La autoridad vocal del bajo Roberto Tagliavini está fuera de toda duda sea cual sea el papel que interprete, al revestirlo de dignidad y authoritas, y como Fray Laurent otorga una profundidad en el registro solo superada en gravedad vocal por David Lagares en el episódico duque de Verona. Con su aria estelar del tercer acto, el breve rol del paje Stéphano -un trasunto del Oscar de Un ballo in maschera verdiano-, es un caramelo que la mezzosoprano Hélöise Mas aprovecha con creces, quien despliega desenvoltura escénica y un canto de enorme ligereza.

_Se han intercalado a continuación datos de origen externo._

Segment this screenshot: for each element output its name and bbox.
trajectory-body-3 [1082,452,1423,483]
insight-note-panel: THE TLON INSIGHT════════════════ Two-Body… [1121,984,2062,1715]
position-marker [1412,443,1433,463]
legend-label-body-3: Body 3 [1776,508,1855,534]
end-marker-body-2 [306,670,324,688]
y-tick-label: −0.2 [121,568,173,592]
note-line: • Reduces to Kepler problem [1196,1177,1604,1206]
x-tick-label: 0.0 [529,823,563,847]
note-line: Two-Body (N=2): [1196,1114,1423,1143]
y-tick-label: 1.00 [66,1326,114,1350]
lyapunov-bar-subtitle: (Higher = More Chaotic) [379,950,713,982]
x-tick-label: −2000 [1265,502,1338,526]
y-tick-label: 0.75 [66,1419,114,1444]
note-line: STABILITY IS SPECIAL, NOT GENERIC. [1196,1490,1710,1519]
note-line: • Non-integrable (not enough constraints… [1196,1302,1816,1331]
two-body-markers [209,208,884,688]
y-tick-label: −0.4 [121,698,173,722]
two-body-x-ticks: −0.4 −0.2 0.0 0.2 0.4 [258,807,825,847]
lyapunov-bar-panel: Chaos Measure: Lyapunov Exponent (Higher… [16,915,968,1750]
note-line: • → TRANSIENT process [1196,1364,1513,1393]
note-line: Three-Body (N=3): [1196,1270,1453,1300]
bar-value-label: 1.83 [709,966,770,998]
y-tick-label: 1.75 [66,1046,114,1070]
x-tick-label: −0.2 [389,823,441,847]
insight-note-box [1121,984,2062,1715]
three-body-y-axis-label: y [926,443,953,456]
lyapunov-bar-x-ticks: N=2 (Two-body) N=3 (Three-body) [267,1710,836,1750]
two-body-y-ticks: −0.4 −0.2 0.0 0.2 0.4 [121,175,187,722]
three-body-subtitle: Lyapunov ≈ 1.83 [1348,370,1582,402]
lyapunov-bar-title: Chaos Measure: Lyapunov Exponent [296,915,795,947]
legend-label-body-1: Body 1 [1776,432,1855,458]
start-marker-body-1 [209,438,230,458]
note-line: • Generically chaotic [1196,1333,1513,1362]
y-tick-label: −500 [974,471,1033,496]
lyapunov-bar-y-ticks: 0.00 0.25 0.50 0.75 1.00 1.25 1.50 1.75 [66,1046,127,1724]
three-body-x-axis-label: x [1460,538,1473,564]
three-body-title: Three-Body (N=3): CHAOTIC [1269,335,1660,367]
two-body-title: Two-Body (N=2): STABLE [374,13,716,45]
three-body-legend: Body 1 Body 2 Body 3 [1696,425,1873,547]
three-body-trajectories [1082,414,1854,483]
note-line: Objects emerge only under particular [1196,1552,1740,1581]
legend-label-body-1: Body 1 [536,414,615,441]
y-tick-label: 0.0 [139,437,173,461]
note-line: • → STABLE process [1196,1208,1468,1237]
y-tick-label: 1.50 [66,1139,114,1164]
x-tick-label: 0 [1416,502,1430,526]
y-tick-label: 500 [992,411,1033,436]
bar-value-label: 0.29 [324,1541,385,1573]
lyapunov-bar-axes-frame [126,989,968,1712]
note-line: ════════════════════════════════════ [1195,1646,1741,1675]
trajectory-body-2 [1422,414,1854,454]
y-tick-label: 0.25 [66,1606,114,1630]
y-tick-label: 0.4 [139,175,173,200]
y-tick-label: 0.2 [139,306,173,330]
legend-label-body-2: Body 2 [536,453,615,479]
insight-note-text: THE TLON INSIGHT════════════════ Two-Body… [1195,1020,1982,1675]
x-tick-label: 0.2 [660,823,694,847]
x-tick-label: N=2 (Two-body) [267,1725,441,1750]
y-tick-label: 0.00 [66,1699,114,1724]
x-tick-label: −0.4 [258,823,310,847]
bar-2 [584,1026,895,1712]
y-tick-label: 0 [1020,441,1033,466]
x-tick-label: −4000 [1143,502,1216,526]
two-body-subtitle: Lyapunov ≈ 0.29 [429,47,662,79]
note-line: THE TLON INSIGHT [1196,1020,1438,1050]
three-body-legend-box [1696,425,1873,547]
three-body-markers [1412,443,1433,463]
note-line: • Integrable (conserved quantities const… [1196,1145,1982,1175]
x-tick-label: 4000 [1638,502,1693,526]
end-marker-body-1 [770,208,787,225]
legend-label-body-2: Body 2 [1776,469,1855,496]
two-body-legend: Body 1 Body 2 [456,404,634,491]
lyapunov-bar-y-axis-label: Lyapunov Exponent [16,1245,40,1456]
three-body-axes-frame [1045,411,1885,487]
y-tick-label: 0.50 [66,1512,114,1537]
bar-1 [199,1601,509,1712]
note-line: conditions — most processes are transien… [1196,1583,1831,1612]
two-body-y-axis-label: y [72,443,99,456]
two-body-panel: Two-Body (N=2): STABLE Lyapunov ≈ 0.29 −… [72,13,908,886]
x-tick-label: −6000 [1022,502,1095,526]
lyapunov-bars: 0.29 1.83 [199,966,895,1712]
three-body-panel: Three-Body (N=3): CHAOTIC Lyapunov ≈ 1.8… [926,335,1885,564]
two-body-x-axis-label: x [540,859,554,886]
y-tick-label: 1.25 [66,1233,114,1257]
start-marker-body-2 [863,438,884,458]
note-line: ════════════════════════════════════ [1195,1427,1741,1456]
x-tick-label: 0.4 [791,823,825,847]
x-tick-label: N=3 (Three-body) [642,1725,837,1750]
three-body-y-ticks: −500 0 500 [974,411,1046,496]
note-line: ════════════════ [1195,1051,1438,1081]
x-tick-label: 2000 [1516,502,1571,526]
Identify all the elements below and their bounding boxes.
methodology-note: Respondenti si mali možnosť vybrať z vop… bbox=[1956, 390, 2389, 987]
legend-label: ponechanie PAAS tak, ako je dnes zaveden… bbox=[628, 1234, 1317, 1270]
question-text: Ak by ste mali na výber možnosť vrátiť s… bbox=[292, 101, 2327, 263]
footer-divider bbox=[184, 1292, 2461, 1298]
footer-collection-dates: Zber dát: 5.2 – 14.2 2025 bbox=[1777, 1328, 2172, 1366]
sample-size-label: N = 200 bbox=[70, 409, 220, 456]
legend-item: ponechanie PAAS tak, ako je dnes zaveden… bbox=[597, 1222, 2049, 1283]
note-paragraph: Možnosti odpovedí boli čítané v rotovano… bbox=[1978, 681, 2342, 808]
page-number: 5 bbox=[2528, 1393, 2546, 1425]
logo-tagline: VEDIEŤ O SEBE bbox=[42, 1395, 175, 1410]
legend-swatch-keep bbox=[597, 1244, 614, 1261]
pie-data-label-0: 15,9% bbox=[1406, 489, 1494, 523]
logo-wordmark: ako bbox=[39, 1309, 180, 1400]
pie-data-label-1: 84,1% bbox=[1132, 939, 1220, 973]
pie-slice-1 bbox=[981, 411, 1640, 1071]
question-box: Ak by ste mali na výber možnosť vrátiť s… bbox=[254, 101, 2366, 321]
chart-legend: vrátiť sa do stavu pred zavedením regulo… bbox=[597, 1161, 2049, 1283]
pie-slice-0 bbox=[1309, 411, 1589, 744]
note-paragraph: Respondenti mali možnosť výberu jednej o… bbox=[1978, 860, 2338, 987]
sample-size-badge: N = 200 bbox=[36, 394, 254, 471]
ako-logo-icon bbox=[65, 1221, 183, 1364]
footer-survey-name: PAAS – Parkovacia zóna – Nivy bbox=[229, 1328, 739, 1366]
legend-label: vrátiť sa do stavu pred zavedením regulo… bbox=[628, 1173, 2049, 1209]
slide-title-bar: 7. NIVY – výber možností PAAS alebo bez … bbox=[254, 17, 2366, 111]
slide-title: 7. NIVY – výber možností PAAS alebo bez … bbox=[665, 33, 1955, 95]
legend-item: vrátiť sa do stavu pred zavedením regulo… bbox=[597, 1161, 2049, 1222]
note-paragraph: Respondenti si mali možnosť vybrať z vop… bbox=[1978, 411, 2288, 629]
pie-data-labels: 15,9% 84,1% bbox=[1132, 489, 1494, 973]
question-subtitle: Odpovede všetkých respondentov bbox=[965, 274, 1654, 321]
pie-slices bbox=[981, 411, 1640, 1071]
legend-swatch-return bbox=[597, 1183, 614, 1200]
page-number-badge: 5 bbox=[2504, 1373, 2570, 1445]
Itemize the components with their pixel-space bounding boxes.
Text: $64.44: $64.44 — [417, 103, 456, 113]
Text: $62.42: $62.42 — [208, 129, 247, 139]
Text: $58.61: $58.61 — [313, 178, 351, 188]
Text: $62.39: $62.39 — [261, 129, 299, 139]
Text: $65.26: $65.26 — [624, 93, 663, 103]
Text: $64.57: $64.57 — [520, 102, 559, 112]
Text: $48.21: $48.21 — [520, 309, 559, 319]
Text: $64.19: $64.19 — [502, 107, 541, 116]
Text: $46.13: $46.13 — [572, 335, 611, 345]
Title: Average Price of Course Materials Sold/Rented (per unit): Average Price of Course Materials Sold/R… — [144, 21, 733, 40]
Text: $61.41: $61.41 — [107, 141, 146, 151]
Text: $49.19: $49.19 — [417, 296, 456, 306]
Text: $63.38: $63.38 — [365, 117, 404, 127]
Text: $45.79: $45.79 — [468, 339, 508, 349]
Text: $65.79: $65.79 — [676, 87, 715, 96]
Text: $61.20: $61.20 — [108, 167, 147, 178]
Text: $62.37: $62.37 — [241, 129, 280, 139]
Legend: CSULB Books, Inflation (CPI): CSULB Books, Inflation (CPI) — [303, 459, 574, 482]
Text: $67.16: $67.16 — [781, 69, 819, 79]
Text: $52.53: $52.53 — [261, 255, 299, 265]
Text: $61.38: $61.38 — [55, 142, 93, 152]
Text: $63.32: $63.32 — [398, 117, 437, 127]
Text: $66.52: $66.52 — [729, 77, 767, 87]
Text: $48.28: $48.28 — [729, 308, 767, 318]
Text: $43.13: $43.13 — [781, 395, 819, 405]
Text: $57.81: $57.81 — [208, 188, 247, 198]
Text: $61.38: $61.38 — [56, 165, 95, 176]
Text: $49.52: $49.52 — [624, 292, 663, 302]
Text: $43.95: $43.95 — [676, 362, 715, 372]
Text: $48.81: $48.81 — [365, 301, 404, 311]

Por su parte, es todo un lujo la Gertrude de la mezzo Sonia Ganassi, siempre sonora, y del resto del equilibrado reparto hay que destacar la canónica línea puramente francesa del bajo Laurent Naouri como Capulet -de parecido sorprendente en el timbre con el mítico bajo Jules Bastin- y la altanería del tenor Maciej Kwasnikowski en Tybalt. El Coro del Teatro disfruta disfrazado por doquier en el acto primero derrochando agilidad vocal y alegría de vivir con su acostumbrada firmeza en los momentos de conjunto, siempre coordinado y afinado. Cada acto en Roméo et Juliette tiene su propia esencia y ambiente musical, y el maestro Carlo Rizzi lo hace posible, brindando una función repleta de exquisiteces en donde la poética y expresiva música de Gounod adquiere la importancia capital que merece, tanto en el plano de las melancólicas líneas melódicas como a la hora de subrayar la tensión dramática.